Tuesday, October 11, 2011

The Process

when you express anger at someone for being who they are, you are trying to rush their process.  i do it all the time to the people closest to me.  my eldest daughter and i had a discussion about my eldest son's gayness.  i am amazed at how many people think that approving or disapproving someones gender issues will make them change, reconsider and has anything to do with anyone other than the gender challenged person.

our conversation went something like this: well i don't approve of his wearing cross dressing.  i'd have to get used to that.

well whether you approve of it or not, he cross dresses.

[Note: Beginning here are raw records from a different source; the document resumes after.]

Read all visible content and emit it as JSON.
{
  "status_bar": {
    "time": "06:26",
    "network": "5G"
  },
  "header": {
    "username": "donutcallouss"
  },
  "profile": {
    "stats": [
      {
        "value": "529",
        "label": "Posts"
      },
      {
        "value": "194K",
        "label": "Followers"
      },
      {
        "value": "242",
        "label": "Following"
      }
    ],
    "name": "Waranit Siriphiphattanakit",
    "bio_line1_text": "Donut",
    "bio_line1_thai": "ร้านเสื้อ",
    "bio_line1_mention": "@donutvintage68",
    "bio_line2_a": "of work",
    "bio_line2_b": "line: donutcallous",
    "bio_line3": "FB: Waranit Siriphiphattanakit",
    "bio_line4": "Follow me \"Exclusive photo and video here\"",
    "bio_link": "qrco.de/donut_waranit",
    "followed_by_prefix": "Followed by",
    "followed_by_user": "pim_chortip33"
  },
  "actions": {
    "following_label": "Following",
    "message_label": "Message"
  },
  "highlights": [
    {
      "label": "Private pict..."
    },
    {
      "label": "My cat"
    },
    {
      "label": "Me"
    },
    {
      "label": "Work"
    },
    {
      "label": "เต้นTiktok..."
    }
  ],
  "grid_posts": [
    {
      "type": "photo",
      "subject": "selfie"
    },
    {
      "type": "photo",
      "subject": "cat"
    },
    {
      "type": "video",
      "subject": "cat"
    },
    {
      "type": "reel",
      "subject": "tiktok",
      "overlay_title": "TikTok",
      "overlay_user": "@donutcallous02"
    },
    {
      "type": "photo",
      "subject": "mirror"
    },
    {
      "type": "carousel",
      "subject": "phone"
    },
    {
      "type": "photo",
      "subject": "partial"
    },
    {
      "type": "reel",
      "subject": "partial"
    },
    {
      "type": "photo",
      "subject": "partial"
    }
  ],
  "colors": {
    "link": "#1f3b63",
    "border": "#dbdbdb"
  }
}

well, it kind of creeps me out.

it may creep you out, but the fact is you have a gay brother who cross dresses.  can't you just support him for what he's dealing with? how come you can support your gay guy friends and not your brother?

we were never that close.

a volcanic explesion occurred way deep down in myself and i hung up the phone.  when she tried to call me back i hung the phone up.  on the last call i instructed her not to call me until it was time to come home.  i was done. 

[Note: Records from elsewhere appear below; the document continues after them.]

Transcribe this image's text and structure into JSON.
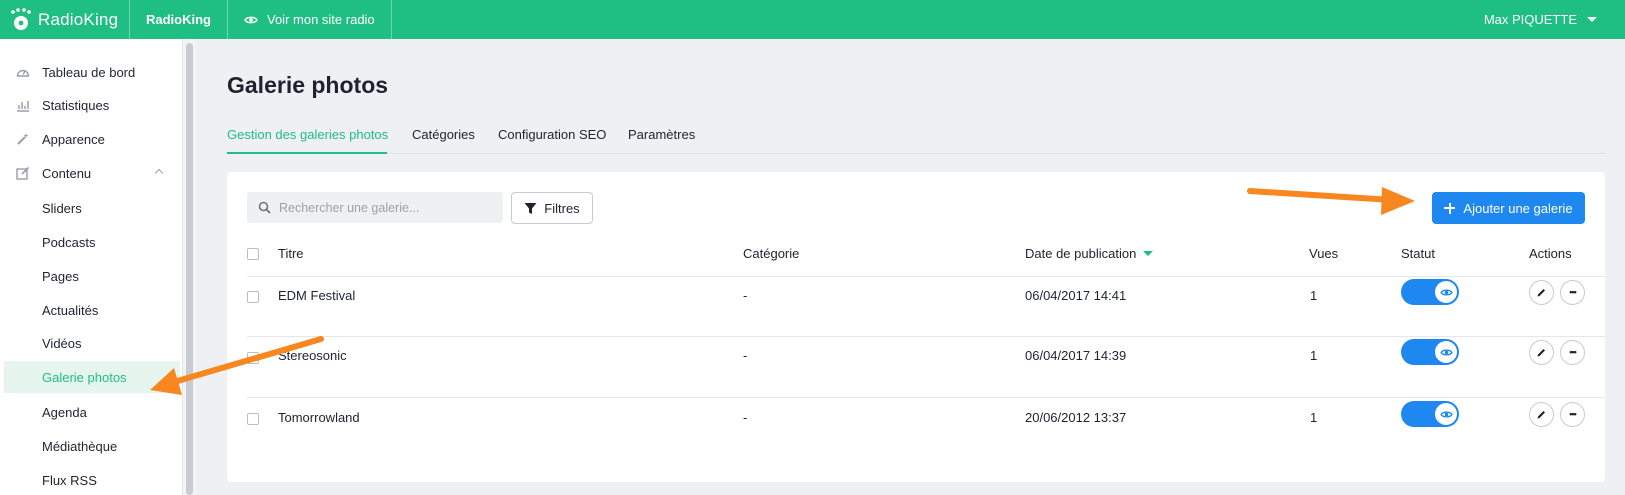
{
  "colors": {
    "brand": "#1fbe82",
    "primary": "#1e88f0",
    "annotation": "#f7871e"
  },
  "topbar": {
    "logo_text": "RadioKing",
    "station_name": "RadioKing",
    "view_site_label": "Voir mon site radio",
    "user_name": "Max PIQUETTE"
  },
  "sidebar": {
    "items": [
      {
        "label": "Tableau de bord",
        "icon": "gauge-icon"
      },
      {
        "label": "Statistiques",
        "icon": "bar-chart-icon"
      },
      {
        "label": "Apparence",
        "icon": "magic-wand-icon"
      },
      {
        "label": "Contenu",
        "icon": "edit-icon",
        "expanded": true
      },
      {
        "label": "Sliders"
      },
      {
        "label": "Podcasts"
      },
      {
        "label": "Pages"
      },
      {
        "label": "Actualités"
      },
      {
        "label": "Vidéos"
      },
      {
        "label": "Galerie photos",
        "active": true
      },
      {
        "label": "Agenda"
      },
      {
        "label": "Médiathèque"
      },
      {
        "label": "Flux RSS"
      }
    ]
  },
  "page": {
    "title": "Galerie photos"
  },
  "tabs": [
    {
      "label": "Gestion des galeries photos",
      "active": true
    },
    {
      "label": "Catégories"
    },
    {
      "label": "Configuration SEO"
    },
    {
      "label": "Paramètres"
    }
  ],
  "toolbar": {
    "search_placeholder": "Rechercher une galerie...",
    "filter_label": "Filtres",
    "add_label": "Ajouter une galerie"
  },
  "table": {
    "headers": {
      "title": "Titre",
      "category": "Catégorie",
      "date": "Date de publication",
      "views": "Vues",
      "status": "Statut",
      "actions": "Actions"
    },
    "sort": {
      "column": "date",
      "direction": "desc"
    },
    "rows": [
      {
        "title": "EDM Festival",
        "category": "-",
        "date": "06/04/2017 14:41",
        "views": "1",
        "published": true
      },
      {
        "title": "Stereosonic",
        "category": "-",
        "date": "06/04/2017 14:39",
        "views": "1",
        "published": true
      },
      {
        "title": "Tomorrowland",
        "category": "-",
        "date": "20/06/2012 13:37",
        "views": "1",
        "published": true
      }
    ]
  }
}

i remember the day when all she and chibuzor had was each other and God.  i remember the days when she would look out for him, like the day we had to call a code adam in walmart when her brother had disappeared from my side (she noticed that he was gone waaaaayyy before i did). i remember the days when she stood up for her brother, not allowing anyone to talk about him or pick on him. 

i remember those days.

her brother always finds away to get to her events to support her...come hell or high water.

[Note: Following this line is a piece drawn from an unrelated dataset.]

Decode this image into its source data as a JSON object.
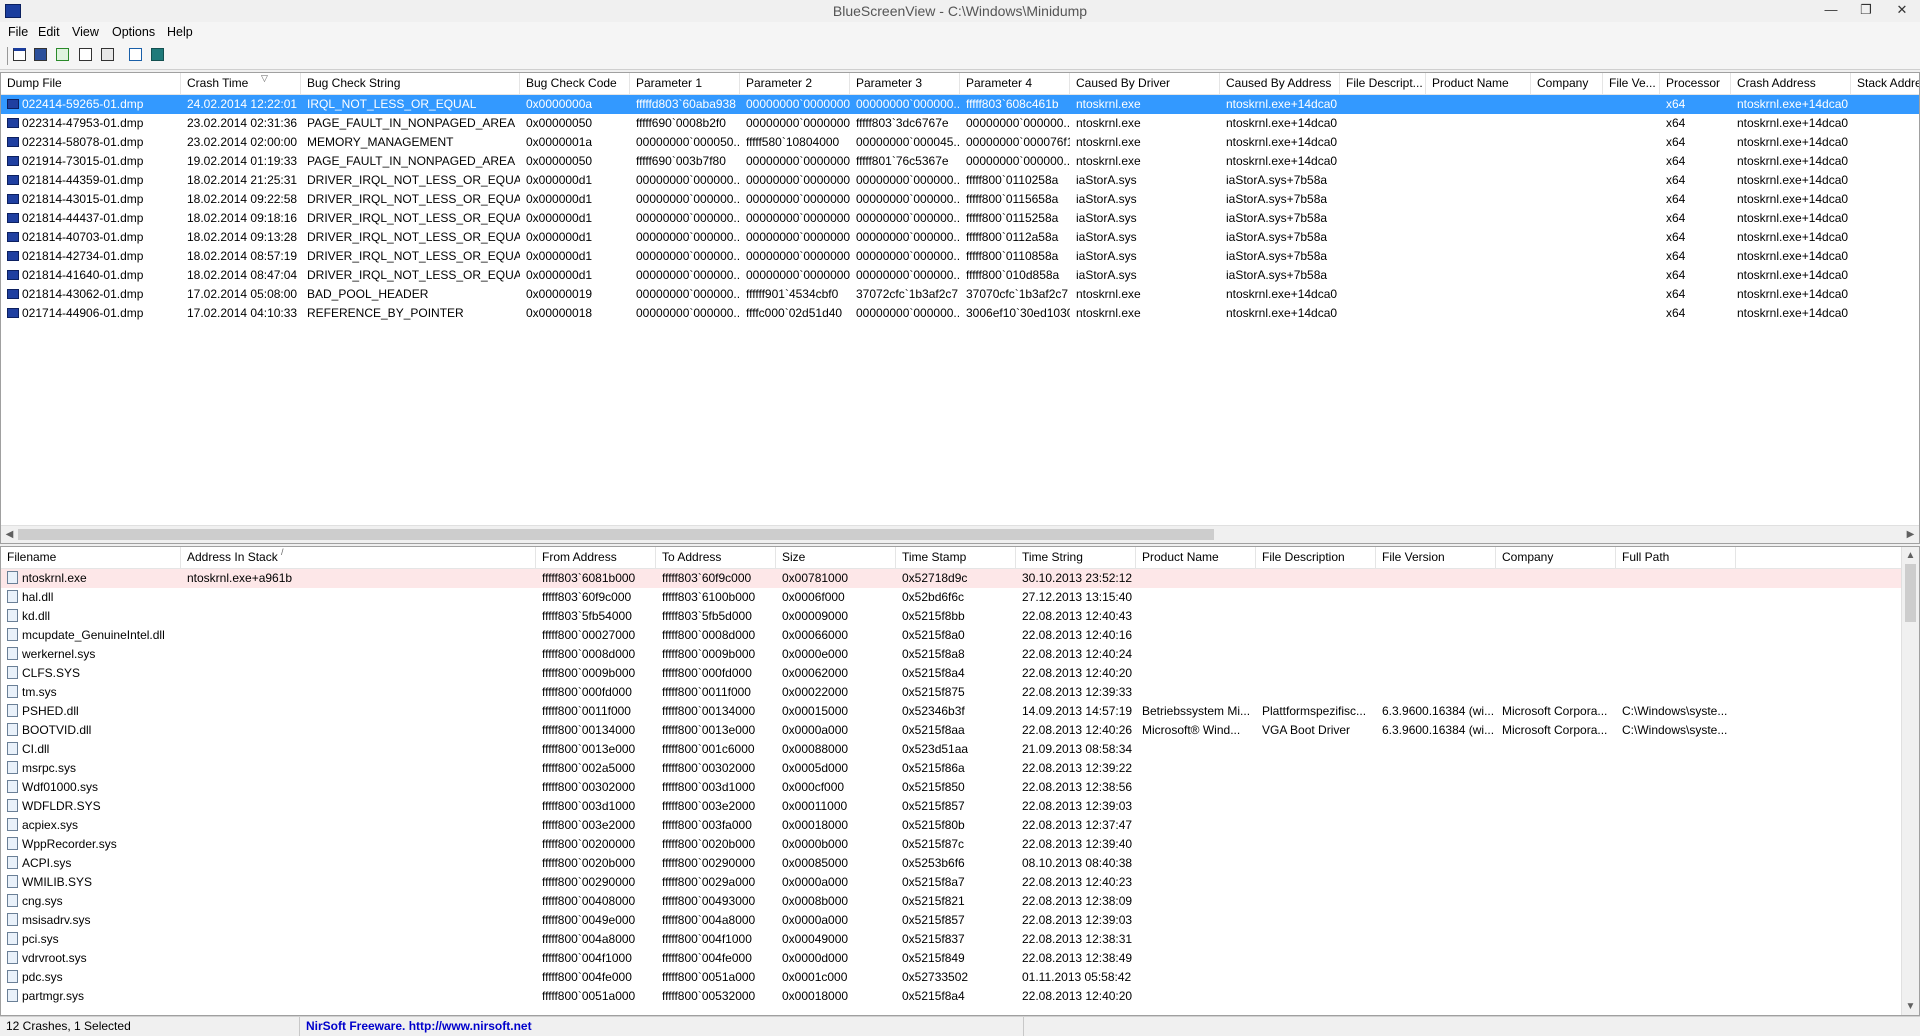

i didn't think i was asking for much for her to be supportive.  but support for her gay brother may be more than she can muster.  i'm still a little shaken by her remark.  she has a tendency to detach from any situation that she thinks will compromise her welfare in any way.  this is one of those situations where she feels that it is necessary to run the other way.  emotionally, physically and spiritually.

good luck to her.

i realize that we all come to terms to terms with our own issue in our own time and at our own pace. 
we can't rush our own process.  it is impossible to try to speed up someone elses.